Softwood, hardwood and engineered flooring - what’s the difference?
Ever heard the saying ‘buy cheap, pay twice’? Well, softwood typically grows at a faster rate than hardwoods, making it a more affordable flooring option, at least initially. However, it is also more prone to dents, scratches and knots than hardwood and engineered flooring - making it a less preferable option for those with long-term use in mind.
Wooden floors are also fairly low maintenance once installed. They are easily vacuumed or cleaned every so often; an ideal product for this perhaps being Sylva Cleaner. In its lifetime, only very occasionally would a wooden floor need to be refinished.
Solid hardwood is exactly what it says it is - wood all the way through, with no other components. Solid hardwood presents a better option than softwood for flooring; it will withstand daily wear and tear - dents and scratches won’t be as big of an issue - whilst also providing more fire-resistance and a much longer lifespan.
Several species of Duffield’s solid hardwood flooring: No plywood here, and notice the grooves underneath? These relieve stress in the planks, preventing some of the movement of boards.
Engineered flooring, not to be confused with laminate and vinyl flooring, is also an incredibly durable option. Because it is made from a core of plywood with a layer of hardwood veneer on top, it can come in a range of finishes, styles and grades, achieving a stunning, natural look. Though aesthetically similar to hardwood, different grades of engineered flooring can differ slightly from solid hardwood flooring.

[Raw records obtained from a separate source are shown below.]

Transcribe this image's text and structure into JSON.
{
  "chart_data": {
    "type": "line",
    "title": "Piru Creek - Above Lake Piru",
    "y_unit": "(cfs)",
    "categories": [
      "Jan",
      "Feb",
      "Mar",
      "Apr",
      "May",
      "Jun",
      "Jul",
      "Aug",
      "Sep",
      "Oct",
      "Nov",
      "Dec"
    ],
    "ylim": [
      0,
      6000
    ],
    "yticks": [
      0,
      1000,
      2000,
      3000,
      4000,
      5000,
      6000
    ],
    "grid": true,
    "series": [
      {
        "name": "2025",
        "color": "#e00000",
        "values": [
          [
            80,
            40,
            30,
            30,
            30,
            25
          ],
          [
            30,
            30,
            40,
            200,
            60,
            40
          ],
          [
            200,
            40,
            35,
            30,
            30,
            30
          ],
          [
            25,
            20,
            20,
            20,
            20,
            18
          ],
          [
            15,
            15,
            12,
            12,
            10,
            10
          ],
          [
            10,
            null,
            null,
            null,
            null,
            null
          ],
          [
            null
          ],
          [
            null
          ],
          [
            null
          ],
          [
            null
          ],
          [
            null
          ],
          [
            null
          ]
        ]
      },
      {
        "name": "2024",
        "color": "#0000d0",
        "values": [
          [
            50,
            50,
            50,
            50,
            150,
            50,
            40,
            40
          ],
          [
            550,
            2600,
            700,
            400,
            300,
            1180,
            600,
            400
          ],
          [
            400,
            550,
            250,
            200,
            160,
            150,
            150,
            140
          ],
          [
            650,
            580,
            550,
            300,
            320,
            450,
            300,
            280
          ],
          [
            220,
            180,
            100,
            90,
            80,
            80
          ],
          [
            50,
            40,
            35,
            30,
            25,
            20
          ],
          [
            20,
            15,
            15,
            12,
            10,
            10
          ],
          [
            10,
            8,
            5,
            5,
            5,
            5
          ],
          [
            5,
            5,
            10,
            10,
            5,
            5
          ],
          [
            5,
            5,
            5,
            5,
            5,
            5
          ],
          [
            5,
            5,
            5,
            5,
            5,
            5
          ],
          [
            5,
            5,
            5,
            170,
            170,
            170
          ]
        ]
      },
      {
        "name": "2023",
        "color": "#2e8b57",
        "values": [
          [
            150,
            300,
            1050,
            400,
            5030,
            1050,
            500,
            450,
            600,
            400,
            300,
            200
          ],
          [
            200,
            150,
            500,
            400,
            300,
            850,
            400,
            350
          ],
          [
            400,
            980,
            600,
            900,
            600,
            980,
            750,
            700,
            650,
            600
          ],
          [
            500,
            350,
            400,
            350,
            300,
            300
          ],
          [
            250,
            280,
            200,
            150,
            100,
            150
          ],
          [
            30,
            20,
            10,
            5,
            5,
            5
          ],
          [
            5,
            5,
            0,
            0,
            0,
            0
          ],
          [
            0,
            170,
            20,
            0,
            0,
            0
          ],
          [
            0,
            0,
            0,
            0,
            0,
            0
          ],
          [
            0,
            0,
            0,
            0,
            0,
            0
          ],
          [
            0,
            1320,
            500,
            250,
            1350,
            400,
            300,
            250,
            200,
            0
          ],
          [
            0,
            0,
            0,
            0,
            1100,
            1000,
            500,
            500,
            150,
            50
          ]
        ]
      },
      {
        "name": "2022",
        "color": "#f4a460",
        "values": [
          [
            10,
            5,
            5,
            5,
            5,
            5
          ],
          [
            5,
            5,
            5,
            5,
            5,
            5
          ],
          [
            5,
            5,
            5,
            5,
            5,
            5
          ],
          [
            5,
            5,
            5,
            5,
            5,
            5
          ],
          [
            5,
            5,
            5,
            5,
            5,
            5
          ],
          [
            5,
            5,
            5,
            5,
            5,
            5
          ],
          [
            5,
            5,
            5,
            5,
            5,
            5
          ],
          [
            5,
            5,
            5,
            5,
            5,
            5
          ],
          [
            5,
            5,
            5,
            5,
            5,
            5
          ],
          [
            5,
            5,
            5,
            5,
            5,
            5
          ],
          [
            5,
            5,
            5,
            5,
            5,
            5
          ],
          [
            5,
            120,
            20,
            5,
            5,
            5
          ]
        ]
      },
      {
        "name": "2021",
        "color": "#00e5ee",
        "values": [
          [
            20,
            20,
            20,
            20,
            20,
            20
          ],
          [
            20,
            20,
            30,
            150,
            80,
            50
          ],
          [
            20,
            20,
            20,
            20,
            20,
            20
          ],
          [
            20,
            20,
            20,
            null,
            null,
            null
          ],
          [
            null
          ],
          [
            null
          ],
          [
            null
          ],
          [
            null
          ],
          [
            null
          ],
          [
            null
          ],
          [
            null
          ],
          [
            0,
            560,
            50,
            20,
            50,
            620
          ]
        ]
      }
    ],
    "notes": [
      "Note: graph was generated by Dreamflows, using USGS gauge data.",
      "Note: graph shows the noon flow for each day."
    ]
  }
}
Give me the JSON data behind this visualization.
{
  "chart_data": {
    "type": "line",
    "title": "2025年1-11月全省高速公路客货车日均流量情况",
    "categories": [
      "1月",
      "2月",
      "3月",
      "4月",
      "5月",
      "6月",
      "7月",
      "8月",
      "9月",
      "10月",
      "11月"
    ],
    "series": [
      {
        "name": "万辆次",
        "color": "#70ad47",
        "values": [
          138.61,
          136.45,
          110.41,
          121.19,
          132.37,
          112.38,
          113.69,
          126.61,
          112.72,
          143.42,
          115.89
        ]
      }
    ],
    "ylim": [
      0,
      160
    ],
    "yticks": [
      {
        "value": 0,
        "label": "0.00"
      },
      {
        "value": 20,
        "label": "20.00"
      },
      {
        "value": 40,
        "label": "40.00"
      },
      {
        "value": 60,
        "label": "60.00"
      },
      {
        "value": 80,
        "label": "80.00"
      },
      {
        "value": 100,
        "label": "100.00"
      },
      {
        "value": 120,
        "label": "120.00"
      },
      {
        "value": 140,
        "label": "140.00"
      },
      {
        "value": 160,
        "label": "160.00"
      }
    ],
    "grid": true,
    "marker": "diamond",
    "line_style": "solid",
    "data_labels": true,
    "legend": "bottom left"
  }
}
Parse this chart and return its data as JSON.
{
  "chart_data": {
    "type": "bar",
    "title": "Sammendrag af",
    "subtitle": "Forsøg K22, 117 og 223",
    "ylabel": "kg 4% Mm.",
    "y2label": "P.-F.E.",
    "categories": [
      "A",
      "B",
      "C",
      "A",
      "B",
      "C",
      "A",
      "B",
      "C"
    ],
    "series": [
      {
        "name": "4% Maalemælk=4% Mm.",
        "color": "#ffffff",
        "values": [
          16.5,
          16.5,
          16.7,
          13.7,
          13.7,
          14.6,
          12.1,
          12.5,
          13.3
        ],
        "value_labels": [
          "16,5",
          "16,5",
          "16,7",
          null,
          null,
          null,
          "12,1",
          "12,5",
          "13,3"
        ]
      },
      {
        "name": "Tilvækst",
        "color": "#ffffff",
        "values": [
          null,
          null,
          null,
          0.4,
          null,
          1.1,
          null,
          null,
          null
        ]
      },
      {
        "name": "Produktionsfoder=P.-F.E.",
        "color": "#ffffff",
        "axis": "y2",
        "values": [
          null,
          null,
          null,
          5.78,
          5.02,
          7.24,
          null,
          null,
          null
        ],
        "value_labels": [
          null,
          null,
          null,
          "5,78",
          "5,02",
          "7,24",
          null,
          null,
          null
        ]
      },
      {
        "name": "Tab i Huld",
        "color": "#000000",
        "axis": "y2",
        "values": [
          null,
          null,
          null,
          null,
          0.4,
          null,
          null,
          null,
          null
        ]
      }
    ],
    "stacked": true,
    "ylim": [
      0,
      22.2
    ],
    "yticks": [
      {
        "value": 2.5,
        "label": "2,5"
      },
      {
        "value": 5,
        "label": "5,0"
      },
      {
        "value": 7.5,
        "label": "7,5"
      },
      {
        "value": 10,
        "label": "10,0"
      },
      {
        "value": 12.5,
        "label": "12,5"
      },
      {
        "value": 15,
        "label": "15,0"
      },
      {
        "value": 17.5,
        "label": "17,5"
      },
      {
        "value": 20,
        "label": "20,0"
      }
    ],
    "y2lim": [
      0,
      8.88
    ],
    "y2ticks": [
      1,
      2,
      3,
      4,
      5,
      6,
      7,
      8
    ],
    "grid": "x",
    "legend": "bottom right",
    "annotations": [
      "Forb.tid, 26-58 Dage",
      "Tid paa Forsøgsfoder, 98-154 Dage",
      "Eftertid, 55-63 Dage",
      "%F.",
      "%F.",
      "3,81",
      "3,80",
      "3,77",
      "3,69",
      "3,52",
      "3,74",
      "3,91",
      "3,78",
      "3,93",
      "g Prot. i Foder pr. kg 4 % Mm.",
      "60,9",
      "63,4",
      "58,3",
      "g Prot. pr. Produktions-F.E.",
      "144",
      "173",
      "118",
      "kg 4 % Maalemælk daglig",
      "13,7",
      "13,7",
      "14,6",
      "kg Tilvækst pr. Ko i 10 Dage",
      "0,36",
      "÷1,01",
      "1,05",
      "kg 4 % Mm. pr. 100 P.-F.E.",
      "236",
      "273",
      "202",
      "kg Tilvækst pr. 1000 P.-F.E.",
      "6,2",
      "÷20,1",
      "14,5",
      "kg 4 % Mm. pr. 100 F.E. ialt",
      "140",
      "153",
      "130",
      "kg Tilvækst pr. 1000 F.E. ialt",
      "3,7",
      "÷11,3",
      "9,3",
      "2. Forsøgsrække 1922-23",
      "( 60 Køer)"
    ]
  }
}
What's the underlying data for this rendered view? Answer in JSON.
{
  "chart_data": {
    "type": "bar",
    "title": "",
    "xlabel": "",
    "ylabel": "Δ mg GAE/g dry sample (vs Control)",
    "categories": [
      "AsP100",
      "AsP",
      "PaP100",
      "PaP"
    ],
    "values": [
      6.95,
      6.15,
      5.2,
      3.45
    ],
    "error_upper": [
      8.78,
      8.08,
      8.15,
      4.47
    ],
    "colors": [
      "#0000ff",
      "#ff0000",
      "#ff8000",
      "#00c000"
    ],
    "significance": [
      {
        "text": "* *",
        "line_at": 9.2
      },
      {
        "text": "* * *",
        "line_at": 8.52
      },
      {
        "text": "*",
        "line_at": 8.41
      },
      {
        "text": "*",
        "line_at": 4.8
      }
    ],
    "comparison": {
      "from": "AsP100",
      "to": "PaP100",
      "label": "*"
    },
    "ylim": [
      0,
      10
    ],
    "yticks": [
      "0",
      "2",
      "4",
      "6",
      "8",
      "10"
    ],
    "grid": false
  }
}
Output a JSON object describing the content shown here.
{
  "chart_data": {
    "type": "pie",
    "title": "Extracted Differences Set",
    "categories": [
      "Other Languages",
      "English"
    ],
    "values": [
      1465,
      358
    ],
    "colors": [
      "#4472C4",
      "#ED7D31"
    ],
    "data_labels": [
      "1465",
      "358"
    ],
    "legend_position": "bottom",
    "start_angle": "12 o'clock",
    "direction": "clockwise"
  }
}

Price differs according to the quality of the engineered flooring, typically between £30m² and £90m². There are three main different qualities of engineered flooring; this is based on the amount of plywood layers it carries as well as the thickness of the hardwood layer is has on top.
• 3 plies: This is the the lowest - and cheapest - grade of engineered flooring. It has a base consisting of 3 layers of ply and a hardwood layer around 1-2mm thick.
• 5 plies: The mid-range grade. This has a base of 5 layers of ply and a hardwood cap of 3mm.
• The top of the range in terms of engineered flooring is usually 9 or 10 layers of ply in the base and a hardwood top between 6-7mm. The Reeve flooring that supplied here at Duffield, for example, consists of 10 plywood layers and a cap of 6mm. We also offer Reeve flooring on a 5-ply base.
Some of our 20mm thick Reeve engineered flooring planks: Note the 6mm hardwood cap sitting on top of the layered plywood core.
In terms of practicality, engineered floorboards excel. Their uses are numerous, such as with underfloor heating, as well as in areas of a building that may be prone to moisture (such as a kitchen or conservatory) where engineered wood won’t be affected. However, solid hardwood flooring may contract or expand, especially when used above underfloor heating and in moist conditions - so factor this in. We do not recommend that you use either solid or engineered flooring in your bathroom!
In areas of high footfall, such as in a commercial property or a well-used area of the home (hallway or living room), solid hardwood flooring may be a better option. It can withstand much more use, packing a higher density. However, 5-ply and 9-ply engineered flooring, which we pointed out earlier, may still be suitable; they have a thick enough hardwood cap allowing the planks to be sanded and refinished.
Considering the environmental impact
In comparison to other flooring options such as carpeting, which will need to be replaced every five to ten years, all types of timber flooring represent an environmentally friendly option as wood is a renewable resource.
Top-tip: to ensure the wood you’re buying is eco-friendly, be mindful to use an FSC-certified timber merchant (ahem, like us!).
As engineered flooring only has a layer of hardwood on top, it proves a more environmentally friendly option than solid hardwood, where the whole floorboard is solid timber. Having said that, if you have your heart set on traditional solid hardwood flooring, why not choose a more sustainable type of timber such as oak or pine, instead of more exotic options like Wenge or Zebrano (whilst potentially saving a pretty penny, too)?
What about cost?
Wooden flooring can quite usually be sorted into three pricing tiers: low price range in the region of £25-£35m², mid-range £35-£45m² and high range £45-£90m².
The 3-ply engineered flooring is yours at the lowest price. In the mid-range are 5-ply engineered and the more usual solid hardwood floor species (e.g. Ash, Oak, Elm). Towards the higher end of the range, you will find the 9-ply engineered floors and the more exotic species of solid hardwoods (think Zebrano, Wenge, Black Walnut).
For the keen DIY-ers out there, or those looking for a cheaper installation fee, engineered flooring is a better option. This is because it lends itself to numerous methods of installation, including stapling, nailing, gluing or even floating - it can also have a click together system!
The choice is yours...
Putting it simply, there really is no right or wrong answer. Your choice, however, may be influenced by your budget, practical needs and aesthetic vision.
Looking for a floor that guards itself more against moisture and frequent changes is temperature, perhaps in a kitchen with underfloor heating? Opt for the engineered wood. Want the classic look that will last a lifetime? A traditional solid hardwood floor could be the right fit.